The islands are cathegorized into the windward island (du vent) and the leeward islands (sous-le-vent), meaning nothing more than those to the West, where the trade wind is blowing from, and those to the East.
Tahiti, Tetiaroa and Moorea are the best know windward islands.
Huahine, Raiatea, Tahaa and Bora Bora are the most famous leeward islands.
Compared to the other archipelagos: the Marquesa islands in the very North, the Gambier islands and the Tuamotu islands between Tahiti and the Marquesa islands and the Austral islands, Southwest of Tahiti (all of which collectively make up French Polynesia), the Society islands are the most modern and luxurious places in Polynesia.
If someone mentions Tahiti, you probably think about tropical islands with white sands, beautiful women in palm-leaf skirts dancing on the beach at sunset.
Well, you can find all this in Tahiti though reality today may look a bit different to those cliches of tropical paradise. Yet, we have found paradise in the society islands and the Tuamotus.
The islands of Tahiti (the society islands, the tuamotus, the marquesas and the austral islands) are truely beautiful. The waters are clear, rhich in wild life and and the water invites you to swim, snorkel and dive all day.
You will find many very nice beaches, though not all are white and not all of them have the powder-like sand you might know from the caribean. Some islands in the Tuamotu may only have "coral pebble" or coral granule instead of sand.
Tahiti, the island itself, is the most modern island of all. Papeete, the capital, located on the north western side, is busy, loud, and stuck in traffic jam every morning and evening when the
commuters block the roads in thousands. Thitians are a cosmopolitan blend of Polynesian heritage, Asian heritage, and French hedonism. Polynesians are proud, often reserved at first, like to laugh,
play music, and dance and often have a short temper. Once they get to like you, they can become very hearty and they are fun to be with.

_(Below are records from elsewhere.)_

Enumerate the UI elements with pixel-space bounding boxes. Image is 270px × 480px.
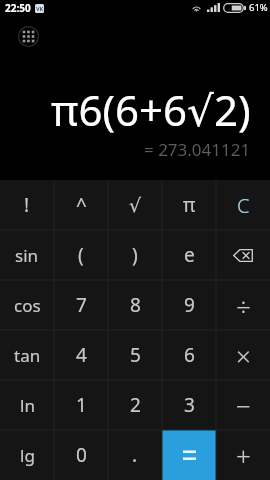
button[interactable]: √ [108, 180, 162, 230]
button[interactable]: C [216, 180, 270, 230]
staticText: + [236, 438, 251, 473]
staticText: = 273.041121 [144, 138, 251, 161]
button[interactable]: 9 [162, 280, 216, 330]
staticText: . [132, 442, 138, 468]
staticText: e [184, 242, 195, 268]
button[interactable]: 5 [108, 330, 162, 380]
button[interactable]: 4 [54, 330, 108, 380]
staticText: lg [20, 444, 35, 467]
button[interactable]: . [108, 430, 162, 480]
staticText: ) [132, 242, 138, 268]
button[interactable]: sin [0, 230, 54, 280]
staticText: ( [78, 242, 84, 268]
staticText: 4 [76, 342, 87, 368]
button[interactable]: e [162, 230, 216, 280]
staticText: π6(6+6√2) [51, 81, 251, 138]
staticText: 9 [184, 292, 195, 318]
staticText: ! [24, 192, 30, 218]
staticText: ^ [76, 192, 87, 218]
staticText: × [236, 338, 251, 373]
button[interactable]: + [216, 430, 270, 480]
button[interactable]: lg [0, 430, 54, 480]
button[interactable]: 3 [162, 380, 216, 430]
button[interactable]: − [216, 380, 270, 430]
button[interactable]: × [216, 330, 270, 380]
button[interactable]: ) [108, 230, 162, 280]
staticText: 22:50 [5, 1, 31, 15]
button[interactable]: ^ [54, 180, 108, 230]
button[interactable]: ln [0, 380, 54, 430]
staticText: 61% [249, 1, 268, 14]
button[interactable]: ! [0, 180, 54, 230]
button[interactable]: ÷ [216, 280, 270, 330]
button[interactable]: π [162, 180, 216, 230]
button[interactable]: Backspace [216, 230, 270, 280]
button[interactable]: 8 [108, 280, 162, 330]
staticText: 2 [130, 392, 141, 418]
staticText: cos [14, 294, 41, 317]
staticText: 7 [76, 292, 87, 318]
staticText: π [183, 192, 196, 218]
staticText: ln [20, 394, 35, 417]
button[interactable]: cos [0, 280, 54, 330]
button[interactable]: ( [54, 230, 108, 280]
button[interactable]: 0 [54, 430, 108, 480]
staticText: √ [129, 194, 142, 216]
staticText: 5 [130, 342, 141, 368]
staticText: − [236, 388, 251, 423]
staticText: C [237, 192, 250, 219]
staticText: 0 [76, 442, 87, 468]
button[interactable]: Keypad [13, 21, 43, 51]
staticText: 1 [76, 392, 87, 418]
button[interactable]: 6 [162, 330, 216, 380]
button[interactable] [162, 430, 216, 480]
staticText: sin [15, 244, 39, 267]
staticText: VK [36, 5, 44, 12]
staticText: 6 [184, 342, 195, 368]
button[interactable]: 7 [54, 280, 108, 330]
staticText: 8 [130, 292, 141, 318]
staticText: 3 [184, 392, 195, 418]
button[interactable]: tan [0, 330, 54, 380]
staticText: tan [14, 344, 41, 367]
button[interactable]: 1 [54, 380, 108, 430]
staticText: ÷ [236, 288, 251, 323]
button[interactable]: 2 [108, 380, 162, 430]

Thitians study French and Tahitian language at school and usually speak both languages fluently. English is also studied at school as the third or forth language (many speak more than one dialect) but despite tourism, many Tahitians only speak broken English if at all. Most French, however, who life in Tahiti speak very good English - something that surprised us since we never me so many French who speak English so effortlessly and without hesitation.